Boylston house, circa 1950
I recently found the Gazette clipping to which I have referred in previous posts regarding the moving of my Main Street house from Ocean Heights, which I share here (from a 1948 edition of The Vineyard Gazette - printed, I assume, as a centenary item):
May Snowstorm That Took an Unkind Turn
The cold May storm, a proverbial part of the Vineyard spring, took an especially unkind turn about a century ago, on May 26th, the date being recalled because it coincided with moving day for an old house which found a haven on Main Street, Edgartown.

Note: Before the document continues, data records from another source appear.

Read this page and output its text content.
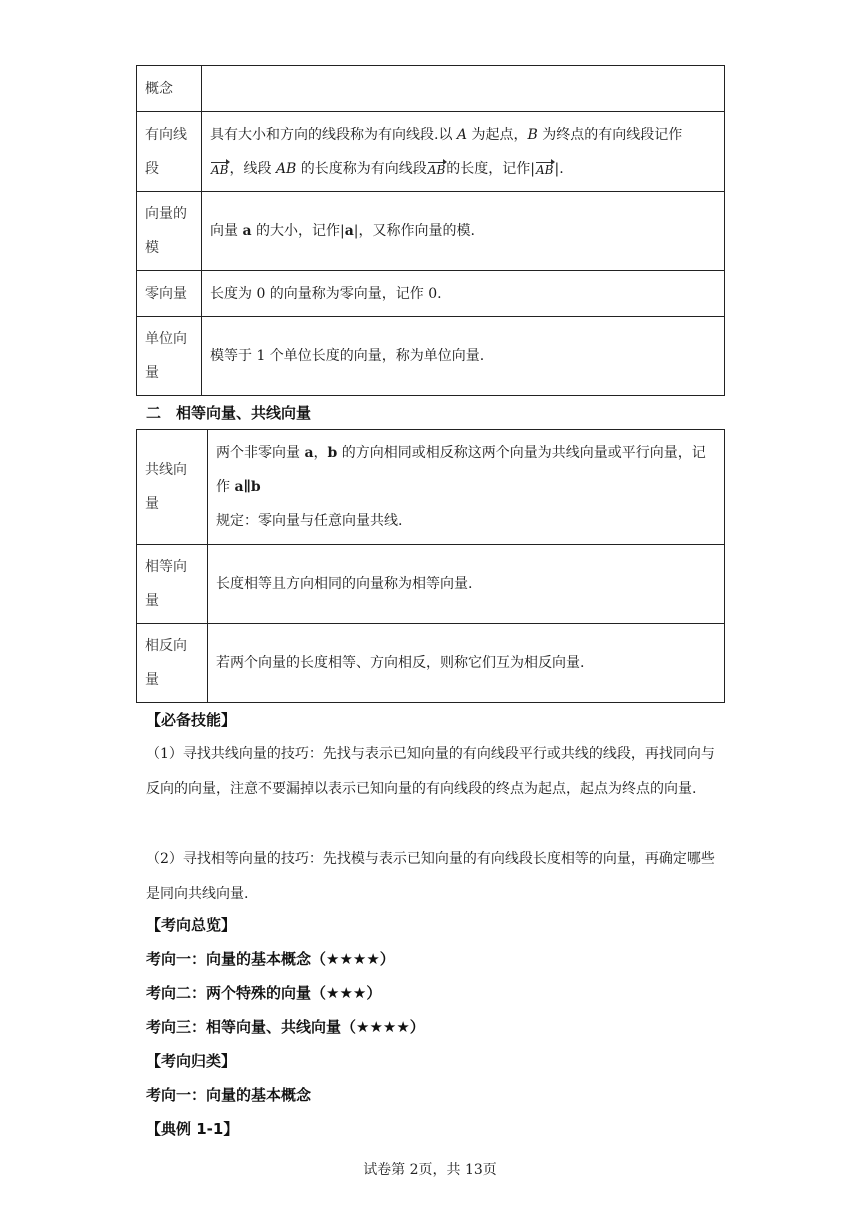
概念	
有向线段	具有大小和方向的线段称为有向线段.以 A 为起点，B 为终点的有向线段记作
AB，线段 AB 的长度称为有向线段AB的长度，记作|AB|.
向量的模	向量 a 的大小，记作|a|，又称作向量的模.
零向量	长度为 0 的向量称为零向量，记作 0.
单位向量	模等于 1 个单位长度的向量，称为单位向量.
二　相等向量、共线向量
共线向量	两个非零向量 a，b 的方向相同或相反称这两个向量为共线向量或平行向量，记作 a∥b
规定：零向量与任意向量共线.
相等向量	长度相等且方向相同的向量称为相等向量.
相反向量	若两个向量的长度相等、方向相反，则称它们互为相反向量.
【必备技能】
（1）寻找共线向量的技巧：先找与表示已知向量的有向线段平行或共线的线段，再找同向与反向的向量，注意不要漏掉以表示已知向量的有向线段的终点为起点，起点为终点的向量.
（2）寻找相等向量的技巧：先找模与表示已知向量的有向线段长度相等的向量，再确定哪些是同向共线向量.
【考向总览】
考向一：向量的基本概念（★★★★）
考向二：两个特殊的向量（★★★）
考向三：相等向量、共线向量（★★★★）
【考向归类】
考向一：向量的基本概念
【典例 1-1】
试卷第 2页，共 13页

The house, then owned by Capt. Alexander Weeks, once stood at Ocean Heights, but yielding to that irresistible urge which seemed to overtake both houses and their owners in the olden days, it was decreed that it should become a town dweller. Propelled by forty yoke of oxen and a large force of men, the house made its slow and stately way over the sandy roads until it reached its present site, on the corner of Green Lane, where it is now the home Mrs. Herbert M. Boylston.
"The usual barrel of New England liquid refreshments as was the custom in those halcyon days," the Gazette recalled wistfully a quarter of a century ago, "flowed freely and when spirits rose to the point that when the new location was reached it was decided to hold a dance then and there. A fiddler was procured, fair ladies recruited, and the evening passed all too swiftly, the home-going guests finding to their surprise that a heavy snow had fallen while they were celebrating and that many of the weary and hungry oxen had dispersed, leading to a chilly chase on the night of the great snow, before the beasts were stabled their masters housed."
I love this story. I love it that this old home's first day of existence at its present location was celebrated with dancing and fiddle music, and that the fiddling that is now taking place here is creating a succinct and wonderful connection to the house's 200 year history.
More information about Captain Alexander Palmer Weeks, from my mother's file, includes the facts that he was born on May 18, 1804 and died on August 29 or 30, 1856, lost at sea in a hurricane, and that in 1835 Captain Weeks was skipper of the ship Leader whose home port was New Bedford. I have also learned - from the National Maritime Digital Library (
link) - that Leader, a whaling bark, with Captain Weeks listed as its master, departed New Bedford for the Pacific Ocean in May of 1835, and returned in April of 1838, reporting 480 sperm, and 138 whale. Leader is listed as having been built in 1815 in Fairhaven, and that she broke up in 1851.
I've always assumed that the house was moved from the vicinity of what is now Weeks Lane.
Present-day fiddlers at the former Captain Alexander Weeks house.